Pelatihan dan simulasi dalam menghadapi bencana kebakaran tersebut tindak lanjut dalam kesiapsiagaan pasca tragedi kematian puluhan WBP di Lapas Tangerang menjadi pukulan telak yang perlu ada antisipasi di setiap lembaga pemasyarakat termasuk di Lapas Gunungsitoli.

Kepala Lembaga Pemasyarakatan kelas IIB Gunungsitoli Soetopo Barutu,S.Sos,M.Si kepada RRI.co.id mengatakan bahwa simulasi ini adalah untuk memberikan pemahaman kebencanaan serta mengurangi dampak resiko dari bencana, dan kesiapsiagaan baik terhadap petugas maupun warga binaan sendiri.

“ Oleh karena itulah Lapas Gunungsitoli berkoordinasi dan bekerjasama dengan Dinas Pemadam Kebakaran Kota Gunungsitoli, diharapkan dengan simulasi ini dapat mengurangi resiko kebakaran didalam Lapas Gunungsitoli ” Ujarnya (Sabtu/25/9/2021)

Lebih lanjut dikatakannya, dengan pengetahuan dalam simulasi yang diterima, petugas maupun warga binaan memiliki informasi dan pengetahuan hal menanggulangi kebakaran dan tidak tidak tertutup kemungkinan bisa menjadi relawan tanggap bencana atau Tagana dari Warga Binaan Pemasyarakatan.

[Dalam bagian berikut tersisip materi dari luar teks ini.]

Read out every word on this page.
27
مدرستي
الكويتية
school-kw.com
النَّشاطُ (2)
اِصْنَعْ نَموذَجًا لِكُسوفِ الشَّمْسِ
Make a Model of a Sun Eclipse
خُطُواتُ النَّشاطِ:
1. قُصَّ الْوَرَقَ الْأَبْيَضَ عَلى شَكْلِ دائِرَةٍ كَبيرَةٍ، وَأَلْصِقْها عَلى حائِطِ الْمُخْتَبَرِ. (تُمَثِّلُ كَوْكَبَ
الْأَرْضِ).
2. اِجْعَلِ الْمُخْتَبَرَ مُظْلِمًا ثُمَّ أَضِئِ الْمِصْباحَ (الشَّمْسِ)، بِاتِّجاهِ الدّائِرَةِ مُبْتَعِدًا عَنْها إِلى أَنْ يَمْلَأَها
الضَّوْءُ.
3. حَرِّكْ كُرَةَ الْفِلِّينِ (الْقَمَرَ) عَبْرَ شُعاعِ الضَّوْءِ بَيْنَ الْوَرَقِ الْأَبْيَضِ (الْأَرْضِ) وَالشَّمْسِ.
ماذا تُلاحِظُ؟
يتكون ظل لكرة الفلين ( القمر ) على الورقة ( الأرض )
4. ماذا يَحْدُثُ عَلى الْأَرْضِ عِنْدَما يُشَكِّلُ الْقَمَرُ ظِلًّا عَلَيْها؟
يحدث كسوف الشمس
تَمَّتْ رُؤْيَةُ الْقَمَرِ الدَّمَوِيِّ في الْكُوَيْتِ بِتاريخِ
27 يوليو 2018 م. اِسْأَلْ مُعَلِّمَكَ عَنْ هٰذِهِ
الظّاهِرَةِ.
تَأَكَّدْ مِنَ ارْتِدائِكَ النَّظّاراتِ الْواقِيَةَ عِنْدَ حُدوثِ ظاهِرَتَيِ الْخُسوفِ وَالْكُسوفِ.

“ kita tidak mengharapkan bencana. namun setidaknya kita memahami hal ancaman bencana didalam Lapas melalui mitigasi bencana. disamping itu kami dari Lapas sedang mempersiapkan sarana wajib untuk pencegahan kebakaran, seperti APAR, Karung Goni, tangga dan memasang banner himbauan waspada bencana yang dipasang di area umum termasuk stiker  waspada pengunaan alat elektronik di ruangan kerja terutama usai tutup kantor ” Jelas Soetopo.